The review will look at statistical models used for exam grading to “highlight learning from the challenges faced through these unprecedented circumstances”.
It will not look at the implications of the model on individual results, or take a view on the way to award grades in the absence of exams.
The Office for Statistics Regulation (OSR), which is the regulatory arm of the UK Statistics Authority watchdog, will lead the review.
Ed Humpherson, director general for regulation at the OSR, said: “Our review will consider the extent to which the organisations developing the models complied with the principles set out in the Code of Practice for Statistics.”
The findings are due to be published in September.
Humpherson, in a letter published today, added: “There are many areas of the approach to awarding exam grades this year that may warrant review and it is likely that other organisations will commission or carry out reviews.
“We are conscious that too many reviews could be unhelpful and will seek to minimise overlap between our review and others. We will try to minimise the burden of our review on organisations involved in awarding exam grades and will contribute our findings to other relevant reviews where appropriate.”

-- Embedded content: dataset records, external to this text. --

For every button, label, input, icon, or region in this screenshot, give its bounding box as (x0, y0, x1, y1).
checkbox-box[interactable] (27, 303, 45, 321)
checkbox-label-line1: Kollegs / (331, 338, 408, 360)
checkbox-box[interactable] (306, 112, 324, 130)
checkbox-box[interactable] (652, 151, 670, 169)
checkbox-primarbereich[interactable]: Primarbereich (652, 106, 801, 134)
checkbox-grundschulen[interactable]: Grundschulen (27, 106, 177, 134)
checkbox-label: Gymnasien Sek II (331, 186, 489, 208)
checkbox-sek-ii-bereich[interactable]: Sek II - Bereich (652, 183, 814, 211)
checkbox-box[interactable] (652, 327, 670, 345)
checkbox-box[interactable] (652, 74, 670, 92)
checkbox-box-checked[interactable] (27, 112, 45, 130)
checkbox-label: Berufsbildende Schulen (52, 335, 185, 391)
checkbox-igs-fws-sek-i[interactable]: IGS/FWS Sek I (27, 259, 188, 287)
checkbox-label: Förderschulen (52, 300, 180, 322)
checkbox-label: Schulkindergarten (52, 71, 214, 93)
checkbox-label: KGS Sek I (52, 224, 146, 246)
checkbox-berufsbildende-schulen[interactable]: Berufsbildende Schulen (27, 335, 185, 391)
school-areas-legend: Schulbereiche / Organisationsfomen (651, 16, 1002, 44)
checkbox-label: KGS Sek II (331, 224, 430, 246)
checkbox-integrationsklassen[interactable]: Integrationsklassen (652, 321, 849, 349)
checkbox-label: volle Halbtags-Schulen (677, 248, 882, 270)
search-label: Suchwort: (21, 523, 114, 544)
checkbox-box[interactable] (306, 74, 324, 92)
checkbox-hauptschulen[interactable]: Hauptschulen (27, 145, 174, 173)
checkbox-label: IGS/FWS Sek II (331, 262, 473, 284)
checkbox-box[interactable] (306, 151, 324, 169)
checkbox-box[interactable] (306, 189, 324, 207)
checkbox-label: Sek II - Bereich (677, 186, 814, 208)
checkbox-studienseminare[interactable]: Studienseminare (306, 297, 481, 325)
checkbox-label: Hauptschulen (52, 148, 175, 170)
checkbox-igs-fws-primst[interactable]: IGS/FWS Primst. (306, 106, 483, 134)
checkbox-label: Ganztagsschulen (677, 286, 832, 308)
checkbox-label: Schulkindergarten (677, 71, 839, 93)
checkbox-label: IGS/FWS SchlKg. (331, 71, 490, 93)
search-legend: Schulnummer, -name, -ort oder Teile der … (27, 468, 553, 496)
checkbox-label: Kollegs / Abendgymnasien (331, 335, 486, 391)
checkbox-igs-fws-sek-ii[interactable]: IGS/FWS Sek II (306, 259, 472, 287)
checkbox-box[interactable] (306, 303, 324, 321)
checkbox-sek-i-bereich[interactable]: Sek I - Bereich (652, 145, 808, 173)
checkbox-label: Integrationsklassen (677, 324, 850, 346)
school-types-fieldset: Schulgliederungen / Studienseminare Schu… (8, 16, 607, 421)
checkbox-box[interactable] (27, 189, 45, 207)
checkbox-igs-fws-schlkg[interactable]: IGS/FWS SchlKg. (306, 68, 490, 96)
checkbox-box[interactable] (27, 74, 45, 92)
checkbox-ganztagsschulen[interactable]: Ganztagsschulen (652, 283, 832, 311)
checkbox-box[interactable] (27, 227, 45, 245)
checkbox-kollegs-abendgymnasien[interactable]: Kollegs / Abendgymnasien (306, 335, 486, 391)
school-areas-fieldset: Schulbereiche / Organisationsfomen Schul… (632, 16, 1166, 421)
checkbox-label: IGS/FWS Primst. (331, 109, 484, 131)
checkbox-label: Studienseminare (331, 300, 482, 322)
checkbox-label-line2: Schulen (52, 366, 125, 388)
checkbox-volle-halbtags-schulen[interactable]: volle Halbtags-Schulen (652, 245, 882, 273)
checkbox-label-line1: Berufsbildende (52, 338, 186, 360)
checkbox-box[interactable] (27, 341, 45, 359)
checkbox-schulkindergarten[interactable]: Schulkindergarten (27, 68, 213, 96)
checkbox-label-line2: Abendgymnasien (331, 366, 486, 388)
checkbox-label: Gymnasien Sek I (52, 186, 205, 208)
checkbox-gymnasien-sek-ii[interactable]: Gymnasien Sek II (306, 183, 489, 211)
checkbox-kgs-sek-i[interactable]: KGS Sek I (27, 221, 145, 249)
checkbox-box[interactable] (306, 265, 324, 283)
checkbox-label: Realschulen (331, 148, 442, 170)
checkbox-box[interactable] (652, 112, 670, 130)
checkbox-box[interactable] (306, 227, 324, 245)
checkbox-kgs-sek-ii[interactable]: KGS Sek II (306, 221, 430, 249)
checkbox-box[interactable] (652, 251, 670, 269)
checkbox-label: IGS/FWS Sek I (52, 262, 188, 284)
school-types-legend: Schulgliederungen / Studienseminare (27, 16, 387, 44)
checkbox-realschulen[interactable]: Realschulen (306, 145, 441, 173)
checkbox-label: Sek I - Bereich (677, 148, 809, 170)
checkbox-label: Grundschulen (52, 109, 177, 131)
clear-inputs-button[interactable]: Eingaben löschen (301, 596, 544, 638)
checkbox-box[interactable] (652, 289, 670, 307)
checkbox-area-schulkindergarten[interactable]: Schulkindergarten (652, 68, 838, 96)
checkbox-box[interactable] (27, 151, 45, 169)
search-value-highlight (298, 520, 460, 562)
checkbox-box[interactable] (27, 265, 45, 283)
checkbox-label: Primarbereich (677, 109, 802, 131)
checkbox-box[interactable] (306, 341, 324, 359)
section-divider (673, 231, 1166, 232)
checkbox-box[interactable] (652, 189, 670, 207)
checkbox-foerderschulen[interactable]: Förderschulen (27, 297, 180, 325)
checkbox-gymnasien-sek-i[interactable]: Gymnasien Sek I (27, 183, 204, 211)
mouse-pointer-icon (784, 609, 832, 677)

The intervention followed a plea from the Royal Statistical Society for action.
Sharon Witherspoon, RSS’s vice-president for education and statistical literacy, said: “The lack of transparency around the process has not only caused significant distress for thousands of students, it has threatened to undermine public trust in statistics and their use.
“It is therefore right that the Office for Statistics Regulation looks into these issues to ensure this does not happen again.”
The school and college leaders’ union had earlier today called for an independent inquiry into the fiasco, where 40 per cent of A-level grades were marked down. The government made a major U-turn yesterday – allowing pupils to be awarded their centre assessed grades.